What Is Korean For, “Him over there, that’s John Sweeney”

I will have to watch tonight’s Panorama programme on I-Player, as I will be attending a public meeting on allotments. Already delayed from last Monday because of Margaret Thatcher’s death, it has kicked-up a storm in the way in which John Sweeney and the rest of his production team incorporated themselves into a group of students from the LSE on a non-official trip to the Hermit Kingdom last year.

Both the University and SU have called for the programme’s cancellation, which they accused of having used the students as human shields who had not been given sufficient information to make an informed decision. Panorama, in turn, insists that the students were told on at least three occasions that journalists working on a high-profile report were attending, and that the only people lied to were the goons in Pyongyang.

It is undeniable that they would show no compunction against arresting and torturing Western visitors. Not just unprofitable, unofficial ones such as Aijalon Gomes and Robert Park or Euna Lee and Laura Ling to name but four, but also sources of foreign capital such as tour operator Kenneth Bae who was detained at the same time as the LSE trip and still is incommunicado.
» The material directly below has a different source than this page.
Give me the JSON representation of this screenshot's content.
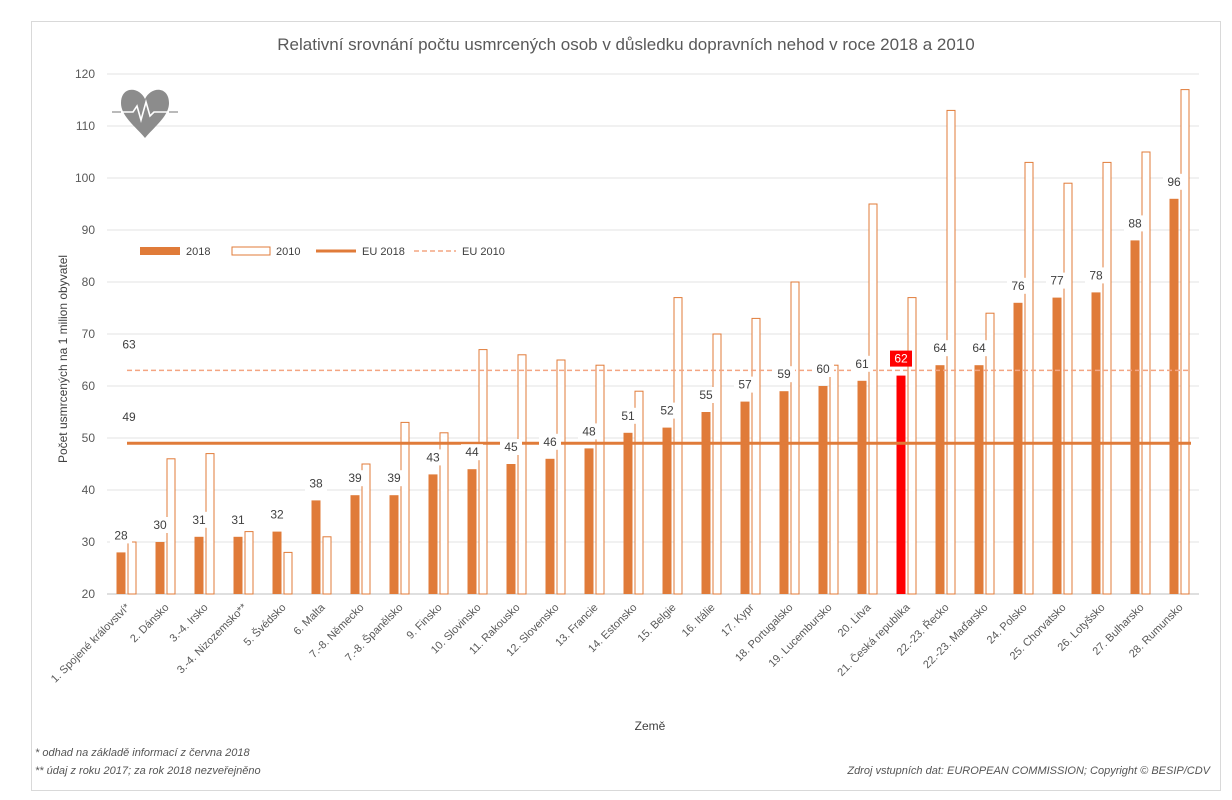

The University has stressed that although this was not an officially-sanctioned trip, the nature of their courses mean than an academic interest is taken in North Korea. Because of that – and presumed knowledge that the best way to avoid State molestation is to take a Hewlett Johnson level of obsequious as shown by Han Sang-ryeol – I am less inclined to believe insistence that the students were unable to comprehend the potential outcome of any sort of journalist being discovered.

I also admit to being as a loss as to why any academic interest of North Korea would require a trip to the country in which it is known all efforts at independent research would be obstructed. Likewise, when considering the wider tourism opportunities to North Korea, I look askance at a mawkish desire to take part in ‘extreme’ tourism as well as the moral absence necessary to contrast Pyongyang with Mogadishu and compare to former to Marbella.